Question

triangle rst with vertices r(-5, 1), s(-3, 4), and t(2, -1); k = 2

Explanation:

Step1: Recall dilation formula

To dilate a point $(x,y)$ by a scale - factor $k$, the new coordinates $(x',y')$ are given by $(x',y')=(k\cdot x,k\cdot y)$.

Step2: Find new coordinates of point R

For point $R(-5,1)$ with $k = 2$, we have $x=-5$ and $y = 1$. Then $x'=2\times(-5)=-10$ and $y'=2\times1 = 2$. So $R'(-10,2)$.

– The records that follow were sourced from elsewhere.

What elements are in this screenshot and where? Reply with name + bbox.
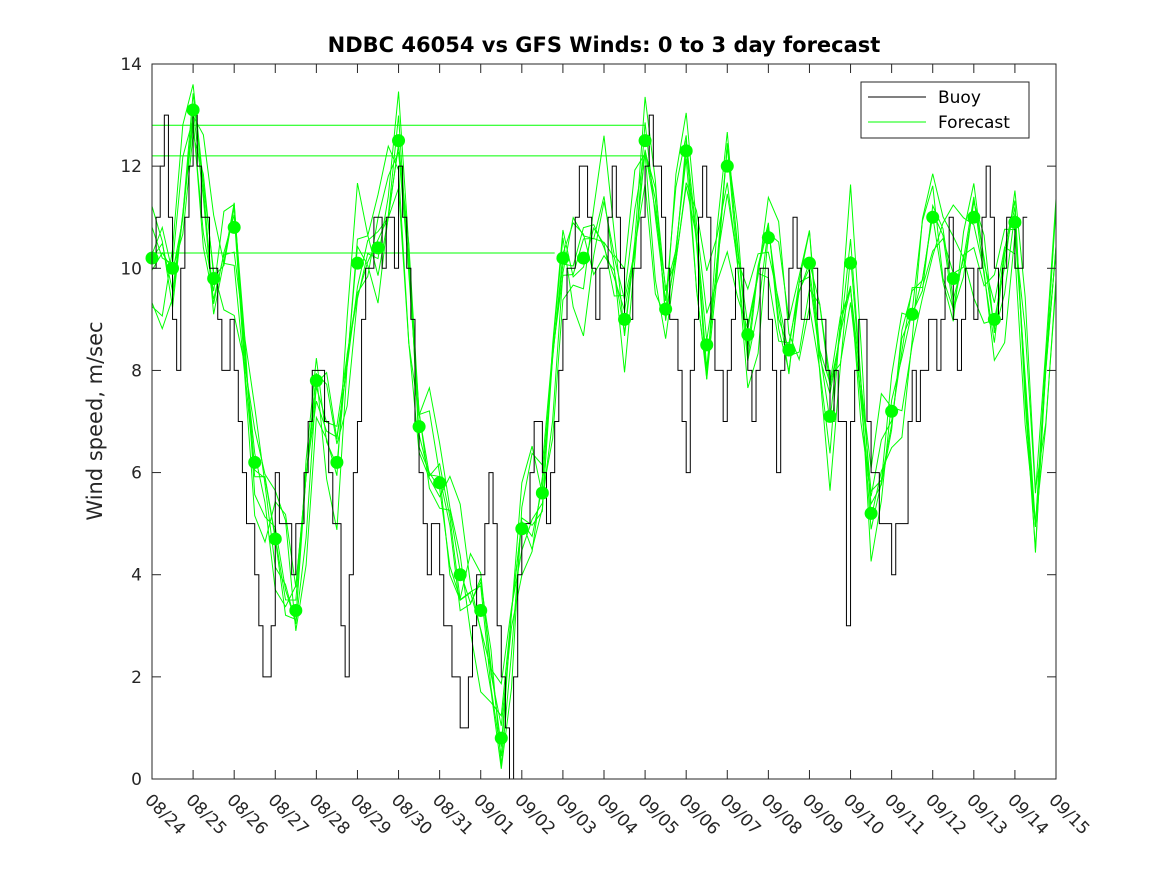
x-tick-label: 08/31 [428,790,477,839]
forecast-marker [576,251,590,265]
forecast-run-line [152,93,1056,757]
y-tick-label: 8 [131,361,142,381]
forecast-run-line [152,115,1056,686]
y-axis-label: Wind speed, m/sec [83,321,107,520]
x-tick-label: 09/01 [469,790,518,839]
forecast-run-line [152,84,1056,718]
forecast-marker [494,731,508,745]
forecast-marker [330,455,344,469]
forecast-marker [474,603,488,617]
forecast-marker [248,455,262,469]
forecast-marker [741,328,755,342]
y-axis-ticks: 0 2 4 6 8 10 12 14 [120,55,1056,790]
x-tick-label: 09/09 [798,790,847,839]
forecast-marker [802,256,816,270]
forecast-marker [761,231,775,245]
x-tick-label: 09/08 [757,790,806,839]
forecast-marker [535,486,549,500]
forecast-run-line [152,108,1056,747]
x-axis-ticks: 08/2408/2508/2608/2708/2808/2908/3008/31… [140,64,1093,839]
legend-box [860,81,1030,139]
x-tick-label: 09/15 [1044,790,1093,839]
forecast-marker [618,312,632,326]
x-tick-label: 08/24 [140,790,189,839]
forecast-series-lines [152,84,1056,769]
forecast-marker [433,476,447,490]
forecast-marker [885,404,899,418]
forecast-marker [515,522,529,536]
x-tick-label: 09/03 [551,790,600,839]
forecast-marker [844,256,858,270]
forecast-marker [186,103,200,117]
x-tick-label: 08/29 [346,790,395,839]
forecast-marker [309,374,323,388]
y-tick-label: 14 [120,55,142,75]
forecast-marker [659,302,673,316]
forecast-run-line [152,114,1056,769]
x-tick-label: 09/14 [1003,790,1052,839]
forecast-marker [905,307,919,321]
x-tick-label: 09/10 [839,790,888,839]
legend: Buoy Forecast [860,81,1030,139]
x-tick-label: 08/27 [264,790,313,839]
forecast-marker [392,134,406,148]
x-tick-label: 09/02 [510,790,559,839]
x-tick-label: 09/12 [921,790,970,839]
x-tick-label: 08/30 [387,790,436,839]
forecast-marker [926,210,940,224]
y-tick-label: 2 [131,668,142,688]
forecast-marker [207,272,221,285]
x-tick-label: 08/25 [182,790,231,839]
forecast-marker [371,241,385,255]
legend-label-forecast: Forecast [938,113,1010,133]
forecast-marker [967,210,981,224]
buoy-series-line [152,114,1028,779]
forecast-marker [412,420,426,434]
forecast-marker [782,343,796,357]
forecast-marker [268,532,282,546]
forecast-marker [1008,215,1022,229]
y-tick-label: 10 [120,259,142,279]
legend-label-buoy: Buoy [938,88,981,108]
plot-area [145,84,1056,779]
x-tick-label: 08/26 [223,790,272,839]
x-tick-label: 09/05 [634,790,683,839]
x-tick-label: 09/06 [675,790,724,839]
y-tick-label: 6 [131,464,142,484]
x-tick-label: 08/28 [305,790,354,839]
forecast-marker [350,256,364,270]
x-tick-label: 09/07 [716,790,765,839]
x-tick-label: 09/11 [880,790,929,839]
chart-title: NDBC 46054 vs GFS Winds: 0 to 3 day fore… [328,33,881,57]
y-tick-label: 4 [131,566,142,586]
forecast-marker [864,506,878,520]
forecast-run-line [152,134,1056,766]
buoy-line [152,114,1028,779]
forecast-marker [946,272,960,285]
forecast-marker [700,338,714,352]
forecast-marker [720,159,734,173]
y-tick-label: 12 [120,157,142,177]
forecast-marker [556,251,570,265]
forecast-marker [289,603,303,617]
forecast-marker [987,312,1001,326]
forecast-markers [145,103,1022,745]
forecast-marker [453,568,467,582]
y-tick-label: 0 [131,770,142,790]
forecast-marker [638,134,652,148]
forecast-marker [166,261,180,275]
forecast-marker [679,144,693,158]
forecast-marker [227,220,241,234]
forecast-marker [823,409,837,423]
x-tick-label: 09/13 [962,790,1011,839]
x-tick-label: 09/04 [592,790,641,839]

Step3: Find new coordinates of point S

For point $S(-3,4)$ with $k = 2$, we have $x=-3$ and $y = 4$. Then $x'=2\times(-3)=-6$ and $y'=2\times4 = 8$. So $S'(-6,8)$.

Step4: Find new coordinates of point T

For point $T(2,-1)$ with $k = 2$, we have $x = 2$ and $y=-1$. Then $x'=2\times2 = 4$ and $y'=2\times(-1)=-2$. So $T'(4,-2)$.

Answer:

The vertices of the dilated triangle are $R'(-10,2)$, $S'(-6,8)$, $T'(4,-2)$